The Cameroon social media space has for the past weeks been flooded by messages bearing the ‘e go tey’ tag. The lines were culled from an Equinoxe TV interview at a demolition site with a man later identified as Kong Oscar.
He was expressing his worry over the sustainability of government’s decision to demolish homes, and its plan to relocate occupants of the said area. It soon became a sound, blowing up on Tik Tok, and reverberating on Facebook, WhatsApp and other social media platforms.
Like many others, hardly had anyone thought the trend was going to be around in the next couple of weeks, let alone be used as a source of revenue. The unsaid belief of many was that it would like many others that had come and gone, die down in due time, giving way for the next.
This was until Roy Mamah of the Roy Mamah Show stepped in, giving Kong Oscar a run for his money.
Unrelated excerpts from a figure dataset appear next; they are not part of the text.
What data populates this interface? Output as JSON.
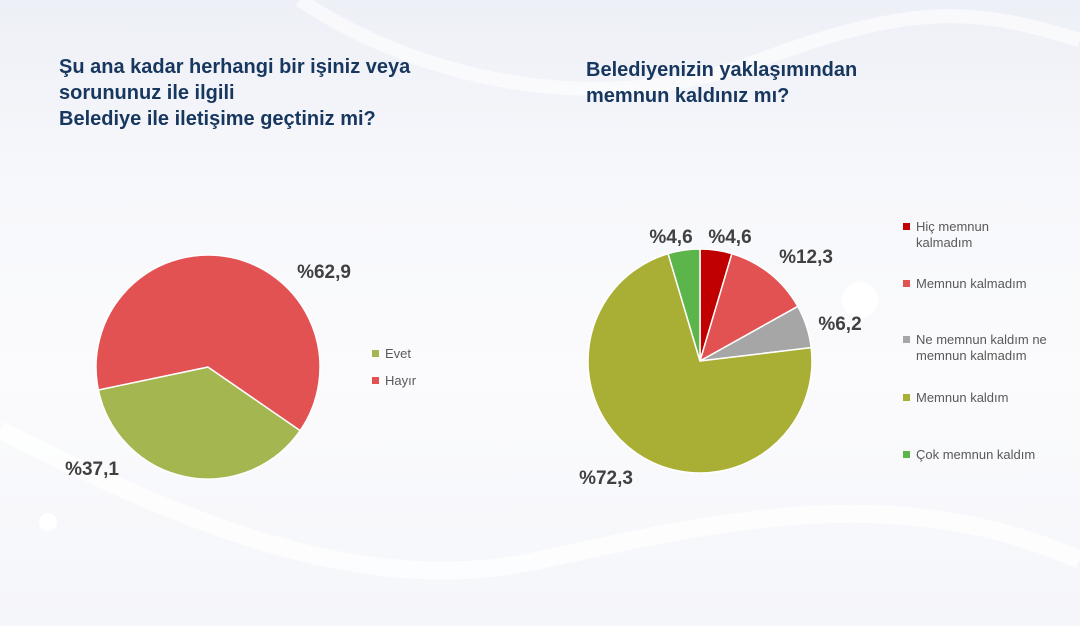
{
  "chart_data": [
    {
      "type": "pie",
      "title": "Şu ana kadar herhangi  bir işiniz veya\nsorununuz ile ilgili\nBelediye ile iletişime geçtiniz mi?",
      "categories": [
        "Evet",
        "Hayır"
      ],
      "values": [
        37.1,
        62.9
      ],
      "data_labels": [
        "%37,1",
        "%62,9"
      ],
      "colors": [
        "#a3b64f",
        "#e25252"
      ],
      "legend_position": "right"
    },
    {
      "type": "pie",
      "title": "Belediyenizin yaklaşımından\nmemnun kaldınız mı?",
      "categories": [
        "Hiç memnun kalmadım",
        "Memnun kalmadım",
        "Ne memnun kaldım ne memnun kalmadım",
        "Memnun kaldım",
        "Çok memnun kaldım"
      ],
      "values": [
        4.6,
        12.3,
        6.2,
        72.3,
        4.6
      ],
      "data_labels": [
        "%4,6",
        "%12,3",
        "%6,2",
        "%72,3",
        "%4,6"
      ],
      "colors": [
        "#c00000",
        "#e25252",
        "#a6a6a6",
        "#a9ae34",
        "#5cb54a"
      ],
      "legend_position": "right"
    }
  ]
}
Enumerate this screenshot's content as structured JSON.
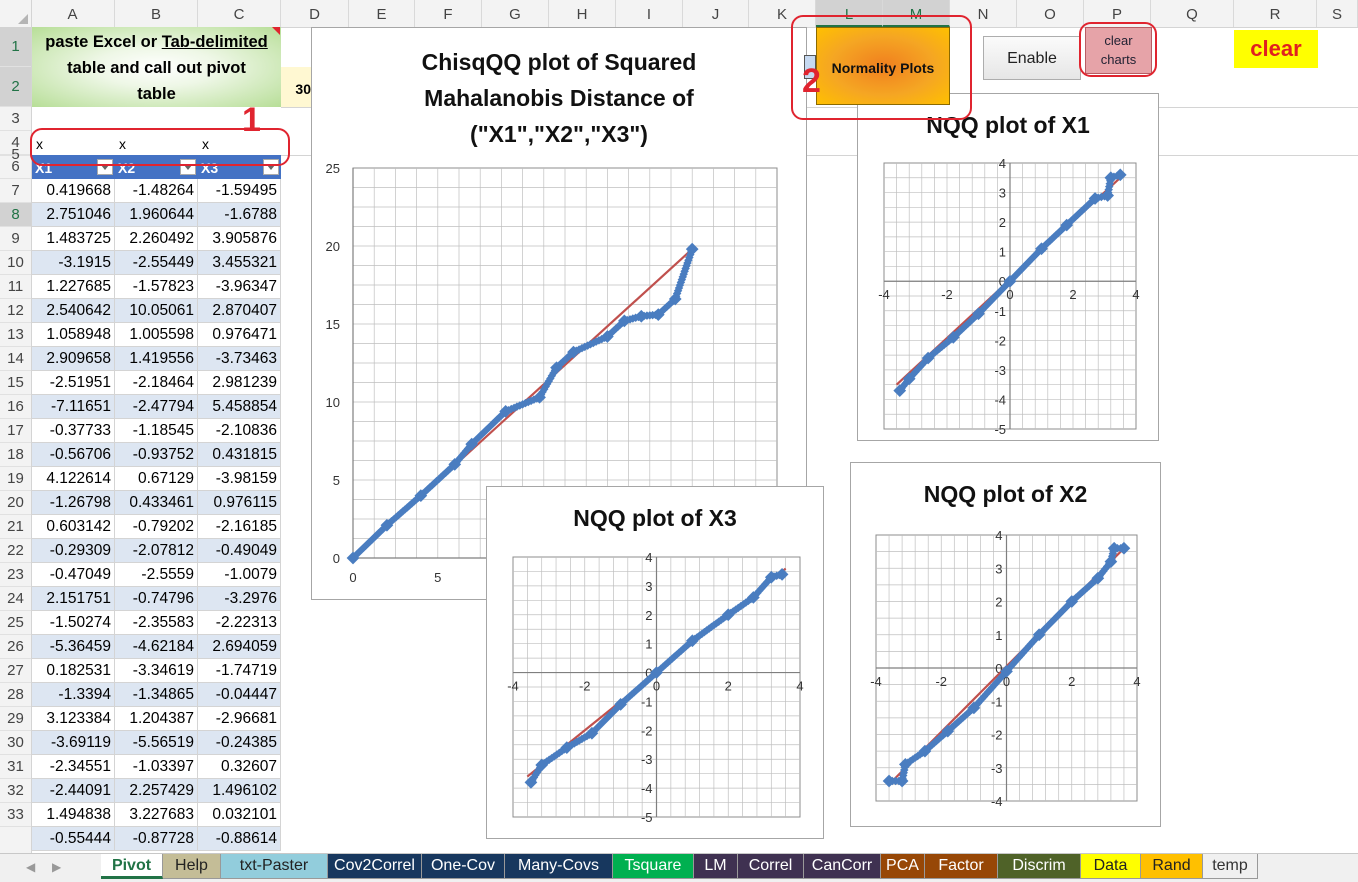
{
  "columns": [
    "A",
    "B",
    "C",
    "D",
    "E",
    "F",
    "G",
    "H",
    "I",
    "J",
    "K",
    "L",
    "M",
    "N",
    "O",
    "P",
    "Q",
    "R",
    "S"
  ],
  "rows": [
    "1",
    "2",
    "3",
    "4",
    "5",
    "6",
    "7",
    "8",
    "9",
    "10",
    "11",
    "12",
    "13",
    "14",
    "15",
    "16",
    "17",
    "18",
    "19",
    "20",
    "21",
    "22",
    "23",
    "24",
    "25",
    "26",
    "27",
    "28",
    "29",
    "30",
    "31",
    "32",
    "33"
  ],
  "paste_box": {
    "line1_a": "paste Excel or ",
    "line1_b": "Tab-delimited",
    "line2": "table and call out pivot",
    "line3": "table"
  },
  "cell_d2": "30",
  "row4": {
    "a": "x",
    "b": "x",
    "c": "x"
  },
  "headers": {
    "a": "X1",
    "b": "X2",
    "c": "X3"
  },
  "table": [
    [
      "0.419668",
      "-1.48264",
      "-1.59495"
    ],
    [
      "2.751046",
      "1.960644",
      "-1.6788"
    ],
    [
      "1.483725",
      "2.260492",
      "3.905876"
    ],
    [
      "-3.1915",
      "-2.55449",
      "3.455321"
    ],
    [
      "1.227685",
      "-1.57823",
      "-3.96347"
    ],
    [
      "2.540642",
      "10.05061",
      "2.870407"
    ],
    [
      "1.058948",
      "1.005598",
      "0.976471"
    ],
    [
      "2.909658",
      "1.419556",
      "-3.73463"
    ],
    [
      "-2.51951",
      "-2.18464",
      "2.981239"
    ],
    [
      "-7.11651",
      "-2.47794",
      "5.458854"
    ],
    [
      "-0.37733",
      "-1.18545",
      "-2.10836"
    ],
    [
      "-0.56706",
      "-0.93752",
      "0.431815"
    ],
    [
      "4.122614",
      "0.67129",
      "-3.98159"
    ],
    [
      "-1.26798",
      "0.433461",
      "0.976115"
    ],
    [
      "0.603142",
      "-0.79202",
      "-2.16185"
    ],
    [
      "-0.29309",
      "-2.07812",
      "-0.49049"
    ],
    [
      "-0.47049",
      "-2.5559",
      "-1.0079"
    ],
    [
      "2.151751",
      "-0.74796",
      "-3.2976"
    ],
    [
      "-1.50274",
      "-2.35583",
      "-2.22313"
    ],
    [
      "-5.36459",
      "-4.62184",
      "2.694059"
    ],
    [
      "0.182531",
      "-3.34619",
      "-1.74719"
    ],
    [
      "-1.3394",
      "-1.34865",
      "-0.04447"
    ],
    [
      "3.123384",
      "1.204387",
      "-2.96681"
    ],
    [
      "-3.69119",
      "-5.56519",
      "-0.24385"
    ],
    [
      "-2.34551",
      "-1.03397",
      "0.32607"
    ],
    [
      "-2.44091",
      "2.257429",
      "1.496102"
    ],
    [
      "1.494838",
      "3.227683",
      "0.032101"
    ],
    [
      "-0.55444",
      "-0.87728",
      "-0.88614"
    ]
  ],
  "buttons": {
    "normality": "Normality Plots",
    "enable": "Enable",
    "clear_charts_1": "clear",
    "clear_charts_2": "charts",
    "clear": "clear"
  },
  "annotations": {
    "one": "1",
    "two": "2"
  },
  "tabs": [
    "Pivot",
    "Help",
    "txt-Paster",
    "Cov2Correl",
    "One-Cov",
    "Many-Covs",
    "Tsquare",
    "LM",
    "Correl",
    "CanCorr",
    "PCA",
    "Factor",
    "Discrim",
    "Data",
    "Rand",
    "temp"
  ],
  "tab_colors": {
    "Pivot": "#ffffff",
    "Help": "#c4bd97",
    "txt-Paster": "#92cddc",
    "Cov2Correl": "#17375e",
    "One-Cov": "#17375e",
    "Many-Covs": "#17375e",
    "Tsquare": "#00b050",
    "LM": "#3f3151",
    "Correl": "#3f3151",
    "CanCorr": "#3f3151",
    "PCA": "#974706",
    "Factor": "#974706",
    "Discrim": "#4f6228",
    "Data": "#ffff00",
    "Rand": "#ffc000",
    "temp": "#f0f0f0"
  },
  "accent_colors": {
    "point": "#4a7dc0",
    "line": "#c0504d",
    "highlight": "#e0242f"
  },
  "chart_data": [
    {
      "type": "scatter",
      "title_lines": [
        "ChisqQQ plot of Squared",
        "Mahalanobis Distance of",
        "(\"X1\",\"X2\",\"X3\")"
      ],
      "xlim": [
        0,
        25
      ],
      "ylim": [
        0,
        25
      ],
      "x_ticks": [
        "0",
        "5"
      ],
      "y_ticks": [
        "0",
        "5",
        "10",
        "15",
        "20",
        "25"
      ],
      "grid": true,
      "line": [
        [
          0,
          0
        ],
        [
          20,
          19.8
        ]
      ],
      "points": [
        [
          0,
          0
        ],
        [
          2,
          2.1
        ],
        [
          4,
          4
        ],
        [
          6,
          6
        ],
        [
          7,
          7.3
        ],
        [
          9,
          9.4
        ],
        [
          11,
          10.3
        ],
        [
          12,
          12.2
        ],
        [
          13,
          13.2
        ],
        [
          15,
          14.2
        ],
        [
          16,
          15.2
        ],
        [
          17,
          15.5
        ],
        [
          18,
          15.6
        ],
        [
          19,
          16.6
        ],
        [
          20,
          19.8
        ]
      ]
    },
    {
      "type": "scatter",
      "title": "NQQ plot of X1",
      "xlim": [
        -4,
        4
      ],
      "ylim": [
        -5,
        4
      ],
      "x_ticks": [
        "-4",
        "-2",
        "0",
        "2",
        "4"
      ],
      "y_ticks": [
        "4",
        "3",
        "2",
        "1",
        "0",
        "-1",
        "-2",
        "-3",
        "-4",
        "-5"
      ],
      "grid": true,
      "line": [
        [
          -3.6,
          -3.5
        ],
        [
          3.6,
          3.6
        ]
      ],
      "points": [
        [
          -3.5,
          -3.7
        ],
        [
          -3.2,
          -3.3
        ],
        [
          -2.6,
          -2.6
        ],
        [
          -1.8,
          -1.9
        ],
        [
          -1,
          -1.1
        ],
        [
          0,
          0
        ],
        [
          1,
          1.1
        ],
        [
          1.8,
          1.9
        ],
        [
          2.7,
          2.8
        ],
        [
          3.1,
          2.9
        ],
        [
          3.2,
          3.5
        ],
        [
          3.5,
          3.6
        ]
      ]
    },
    {
      "type": "scatter",
      "title": "NQQ plot of X3",
      "xlim": [
        -4,
        4
      ],
      "ylim": [
        -5,
        4
      ],
      "x_ticks": [
        "-4",
        "-2",
        "0",
        "2",
        "4"
      ],
      "y_ticks": [
        "4",
        "3",
        "2",
        "1",
        "0",
        "-1",
        "-2",
        "-3",
        "-4",
        "-5"
      ],
      "grid": true,
      "line": [
        [
          -3.6,
          -3.6
        ],
        [
          3.6,
          3.6
        ]
      ],
      "points": [
        [
          -3.5,
          -3.8
        ],
        [
          -3.2,
          -3.2
        ],
        [
          -2.5,
          -2.6
        ],
        [
          -1.8,
          -2.1
        ],
        [
          -1,
          -1.1
        ],
        [
          0,
          0
        ],
        [
          1,
          1.1
        ],
        [
          2,
          2
        ],
        [
          2.7,
          2.6
        ],
        [
          3.2,
          3.3
        ],
        [
          3.5,
          3.4
        ]
      ]
    },
    {
      "type": "scatter",
      "title": "NQQ plot of X2",
      "xlim": [
        -4,
        4
      ],
      "ylim": [
        -4,
        4
      ],
      "x_ticks": [
        "-4",
        "-2",
        "0",
        "2",
        "4"
      ],
      "y_ticks": [
        "4",
        "3",
        "2",
        "1",
        "0",
        "-1",
        "-2",
        "-3",
        "-4"
      ],
      "grid": true,
      "line": [
        [
          -3.6,
          -3.5
        ],
        [
          3.6,
          3.6
        ]
      ],
      "points": [
        [
          -3.6,
          -3.4
        ],
        [
          -3.2,
          -3.4
        ],
        [
          -3.1,
          -2.9
        ],
        [
          -2.5,
          -2.5
        ],
        [
          -1.8,
          -1.9
        ],
        [
          -1,
          -1.2
        ],
        [
          0,
          -0.1
        ],
        [
          1,
          1
        ],
        [
          2,
          2
        ],
        [
          2.8,
          2.7
        ],
        [
          3.2,
          3.2
        ],
        [
          3.3,
          3.6
        ],
        [
          3.6,
          3.6
        ]
      ]
    }
  ]
}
The public figure, through the Sister’s Corner Foundation fished out the author of the trend, in a bid to support him build a brand from the trend. She made available the sum of 500,000 FCFA for the purpose, as well as obtained permission to commercialise his statement.
As per the agreement, she revealed, the statement would be printed in different forms (including merch, advertisements and promotions) and the proceeds distributed, with Kong Oscar getting 50%.
The rest will be donated to charity institutions of his choosing. What better way to give back to society.
T-shirts bearing the ‘E go tey’ phrase are already being brandished and are expected to go on sale anytime soon. It is likely that other merch or items bearing the phrase will follow suite.
While monetising trends does not take a one-fits-all format, Roy Mamah’s involvement and the gentrification of Oscar Kong’s case is a lesson to Cameroonian trend setters and influential personalities.
It is a call to financial wokeness, and could be the new gold in a clime where many have their heads buried in the sand, fighting over likes and visual recognition.
Many today dream to go viral and be seen and known by millions but when they do, the financial sustainability appears to be lacking.
It is safe to say the lesson has sunk in. Na beta akcion, but e go tey? That is the question.